Film raises eyebrows, spirits
Photo courtesy The Visionary Edge Though detractors called this film "geriatric soft-core porn" when it came out, it represented an effort by some Midwestern seniors to save a historic part of their small-town past and will be the subject of Saturday's Visionary Edge screening.

Both eyebrows and spirits flew up over the film “Courthouse Girls of Farmland,” which The Visionary Edge will screen Saturday evening.

The 59-minute film, directed by Norman Klein, concerns a battle to save a historic building, a conservative township, a controversial 2006 calendar and seven spunky senior women who flew in the face of convention by posing for it — and loved every minute of it.

“When people see (the calendar), they always laugh, they cheer, they want to buy a calendar, they want (the women) to sign it,” said Angela Soper of Salt Lake City, who co-produced the film with her brother Jerome Herron and his life partner Laurence Francer. “I feel like people feel good about them being old and standing up for themselves against people who try to make them feel bad.”

It all began in summer 2005 when commissioners in Randolph County, in east-central Indiana, voted 2-1 to demolish the county’s circa-1875 courthouse.
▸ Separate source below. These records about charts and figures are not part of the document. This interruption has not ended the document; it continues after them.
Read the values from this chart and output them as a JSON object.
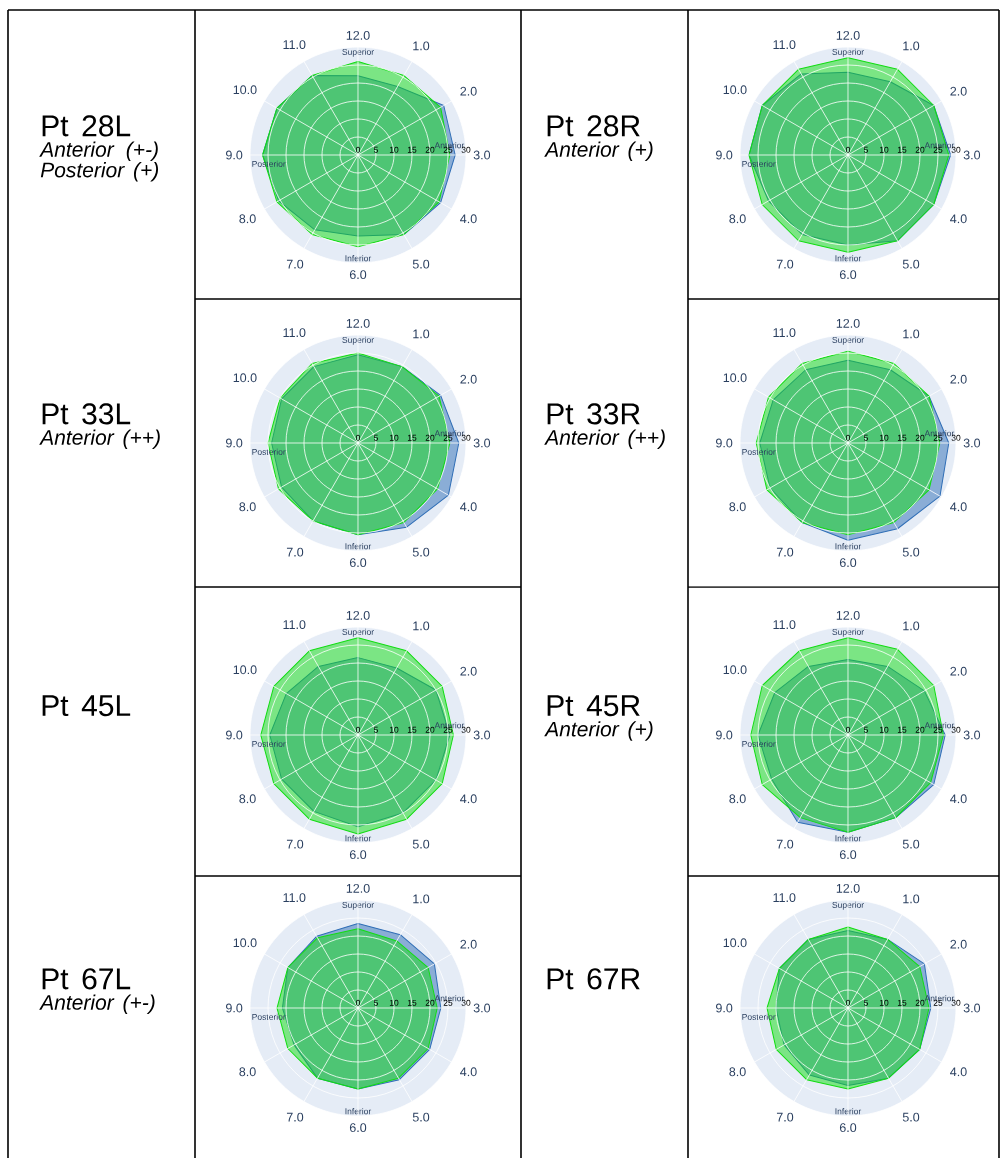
{
  "chart_data": [
    {
      "type": "radar",
      "title": "Pt 28L",
      "subtitle": "Anterior (+-) Posterior (+)",
      "categories": [
        "12.0",
        "1.0",
        "2.0",
        "3.0",
        "4.0",
        "5.0",
        "6.0",
        "7.0",
        "8.0",
        "9.0",
        "10.0",
        "11.0"
      ],
      "series": [
        {
          "color": "#2f6eb6",
          "values": [
            22,
            22,
            27.5,
            27,
            26.5,
            25.5,
            22.5,
            24,
            25.5,
            26.5,
            26,
            25.5
          ]
        },
        {
          "color": "#11dd11",
          "values": [
            26,
            25.5,
            26.5,
            25.5,
            26,
            25.5,
            25.5,
            25.5,
            26,
            26.5,
            26,
            25.5
          ]
        }
      ],
      "ylim": [
        0,
        30
      ],
      "yticks": [
        0,
        5,
        10,
        15,
        20,
        25,
        30
      ],
      "grid": true,
      "annotations": [
        "Superior",
        "Anterior",
        "Inferior",
        "Posterior"
      ]
    },
    {
      "type": "radar",
      "title": "Pt 28R",
      "subtitle": "Anterior (+)",
      "categories": [
        "12.0",
        "1.0",
        "2.0",
        "3.0",
        "4.0",
        "5.0",
        "6.0",
        "7.0",
        "8.0",
        "9.0",
        "10.0",
        "11.0"
      ],
      "series": [
        {
          "color": "#2f6eb6",
          "values": [
            23,
            23.5,
            27.5,
            28.5,
            27.5,
            27.5,
            25,
            25.5,
            25.5,
            27.5,
            27.5,
            26
          ]
        },
        {
          "color": "#11dd11",
          "values": [
            27,
            27.5,
            27.5,
            28,
            27.5,
            27.5,
            27,
            27.5,
            27.5,
            27.5,
            27.5,
            27.5
          ]
        }
      ],
      "ylim": [
        0,
        30
      ],
      "yticks": [
        0,
        5,
        10,
        15,
        20,
        25,
        30
      ],
      "grid": true,
      "annotations": [
        "Superior",
        "Anterior",
        "Inferior",
        "Posterior"
      ]
    },
    {
      "type": "radar",
      "title": "Pt 33L",
      "subtitle": "Anterior (++)",
      "categories": [
        "12.0",
        "1.0",
        "2.0",
        "3.0",
        "4.0",
        "5.0",
        "6.0",
        "7.0",
        "8.0",
        "9.0",
        "10.0",
        "11.0"
      ],
      "series": [
        {
          "color": "#2f6eb6",
          "values": [
            24.5,
            24.5,
            26.5,
            28,
            29,
            27,
            25.5,
            25,
            24.5,
            24,
            24.5,
            24.5
          ]
        },
        {
          "color": "#11dd11",
          "values": [
            25,
            24.5,
            26,
            25.5,
            25.5,
            25.5,
            25.5,
            25,
            25.5,
            25,
            25,
            25.5
          ]
        }
      ],
      "ylim": [
        0,
        30
      ],
      "yticks": [
        0,
        5,
        10,
        15,
        20,
        25,
        30
      ],
      "grid": true,
      "annotations": [
        "Superior",
        "Anterior",
        "Inferior",
        "Posterior"
      ]
    },
    {
      "type": "radar",
      "title": "Pt 33R",
      "subtitle": "Anterior (++)",
      "categories": [
        "12.0",
        "1.0",
        "2.0",
        "3.0",
        "4.0",
        "5.0",
        "6.0",
        "7.0",
        "8.0",
        "9.0",
        "10.0",
        "11.0"
      ],
      "series": [
        {
          "color": "#2f6eb6",
          "values": [
            23,
            23.5,
            26,
            28,
            29.5,
            27.5,
            27,
            25.5,
            25,
            24.5,
            24,
            23.5
          ]
        },
        {
          "color": "#11dd11",
          "values": [
            25.5,
            25.5,
            26,
            25.5,
            26,
            25.5,
            25.5,
            25.5,
            26,
            25.5,
            25.5,
            25.5
          ]
        }
      ],
      "ylim": [
        0,
        30
      ],
      "yticks": [
        0,
        5,
        10,
        15,
        20,
        25,
        30
      ],
      "grid": true,
      "annotations": [
        "Superior",
        "Anterior",
        "Inferior",
        "Posterior"
      ]
    },
    {
      "type": "radar",
      "title": "Pt 45L",
      "categories": [
        "12.0",
        "1.0",
        "2.0",
        "3.0",
        "4.0",
        "5.0",
        "6.0",
        "7.0",
        "8.0",
        "9.0",
        "10.0",
        "11.0"
      ],
      "series": [
        {
          "color": "#2f6eb6",
          "values": [
            21.5,
            21.5,
            25,
            25.5,
            25,
            25,
            25.5,
            24.5,
            24.5,
            24.5,
            23,
            22
          ]
        },
        {
          "color": "#11dd11",
          "values": [
            27,
            27,
            27,
            26.5,
            27,
            27,
            27.5,
            27,
            27,
            27,
            27,
            27
          ]
        }
      ],
      "ylim": [
        0,
        30
      ],
      "yticks": [
        0,
        5,
        10,
        15,
        20,
        25,
        30
      ],
      "grid": true,
      "annotations": [
        "Superior",
        "Anterior",
        "Inferior",
        "Posterior"
      ]
    },
    {
      "type": "radar",
      "title": "Pt 45R",
      "subtitle": "Anterior (+)",
      "categories": [
        "12.0",
        "1.0",
        "2.0",
        "3.0",
        "4.0",
        "5.0",
        "6.0",
        "7.0",
        "8.0",
        "9.0",
        "10.0",
        "11.0"
      ],
      "series": [
        {
          "color": "#2f6eb6",
          "values": [
            21,
            22,
            24.5,
            27,
            27.5,
            26.5,
            27,
            28,
            24.5,
            25,
            23.5,
            22
          ]
        },
        {
          "color": "#11dd11",
          "values": [
            27,
            27.5,
            27.5,
            26.5,
            26.5,
            26.5,
            27,
            26.5,
            27.5,
            27,
            27.5,
            27
          ]
        }
      ],
      "ylim": [
        0,
        30
      ],
      "yticks": [
        0,
        5,
        10,
        15,
        20,
        25,
        30
      ],
      "grid": true,
      "annotations": [
        "Superior",
        "Anterior",
        "Inferior",
        "Posterior"
      ]
    },
    {
      "type": "radar",
      "title": "Pt 67L",
      "subtitle": "Anterior (+-)",
      "categories": [
        "12.0",
        "1.0",
        "2.0",
        "3.0",
        "4.0",
        "5.0",
        "6.0",
        "7.0",
        "8.0",
        "9.0",
        "10.0",
        "11.0"
      ],
      "series": [
        {
          "color": "#2f6eb6",
          "values": [
            23.5,
            23.5,
            24.5,
            23,
            23,
            23,
            22.5,
            22.5,
            20.5,
            21,
            22.5,
            23
          ]
        },
        {
          "color": "#11dd11",
          "values": [
            22,
            21.5,
            22.5,
            22,
            22.5,
            22.5,
            22.5,
            22.5,
            22.5,
            22.5,
            22.5,
            22.5
          ]
        }
      ],
      "ylim": [
        0,
        30
      ],
      "yticks": [
        0,
        5,
        10,
        15,
        20,
        25,
        30
      ],
      "grid": true,
      "annotations": [
        "Superior",
        "Anterior",
        "Inferior",
        "Posterior"
      ]
    },
    {
      "type": "radar",
      "title": "Pt 67R",
      "categories": [
        "12.0",
        "1.0",
        "2.0",
        "3.0",
        "4.0",
        "5.0",
        "6.0",
        "7.0",
        "8.0",
        "9.0",
        "10.0",
        "11.0"
      ],
      "series": [
        {
          "color": "#2f6eb6",
          "values": [
            21.5,
            22,
            24.5,
            23,
            23,
            22.5,
            21.5,
            21.5,
            20.5,
            20,
            22,
            22
          ]
        },
        {
          "color": "#11dd11",
          "values": [
            22.5,
            22,
            23,
            22.5,
            23,
            22.5,
            22.5,
            23,
            23,
            22.5,
            22,
            22
          ]
        }
      ],
      "ylim": [
        0,
        30
      ],
      "yticks": [
        0,
        5,
        10,
        15,
        20,
        25,
        30
      ],
      "grid": true,
      "annotations": [
        "Superior",
        "Anterior",
        "Inferior",
        "Posterior"
      ]
    }
  ]
}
Soon afterward, Soper, her brother, their then-87-year-old mother Eileen Herron and Francer discussed it in Eileen’s kitchen in the small town of Farmland.

Herron took it badly. “My brother was furious,” said Soper.

But their mother took it philosophically — and with sly cunning. Inspired by the British film phenomenon “The Calendar Girls,” Eileen went to her bridge club — which consisted of women age 77 to 94 — and they came up with an idea to pose for their own calendar and sell copies, using proceeds to save the building.

To Soper, there was a fitting analogy. “There was this beautiful old building, with the scars of time, and these beautiful old women, vibrant and beautiful as old women can be,” she said.

The group enlisted the help of a local photographer and printer, and then Eileen Herron and six of her fellow bridge players posed suggestively as centerfolds, with porcelain replicas of the 1877 Italianate-style courthouse placed strategically in front of their bodies. Then copies of the calendar were sold, with $5 per calendar going into a Save the Courthouse fund.

In conservative, churchgoing Farmland, though, the calendar ignited a firestorm. The controversy also touched on the gay relationship between Larry Francer and Jerome Herron. “Some people in town got really upset,” said Soper. “They had a fit.”

The women and the calendar made news across the nation and in Canada. Reactions ranged from “geriatric soft-core porn” to brilliant. In Farmland, three of the women were haled before the congregation of their Quaker church, where the minister demanded that they repent.

The women held their ground, and the tide turned: Sales of the calendar raised $45,000, the minister apologized, the commissioners rescinded their decision and plans are now under way to renovate the building, as well as create a Courthouse Preservation Advisory Commission to help in restoring other buildings.

The film captures this story while suggesting others: the plight of American small towns and their histories, the value of seniors, and the power of each person to make change. “You’re never too old to make a difference,” said Soper.

The film has won top awards at various American film festivals and is due to debut at the Heart of Gold International Film Festival in Australia in March.

“So many of us never created necessary change in society in our youth, and I think as we get older we start asking ourselves, ‘Not if, but when?’” said film director Klein. “I was really impressed by these women and their courage to — literally — put themselves on the line for a cause they believed in.”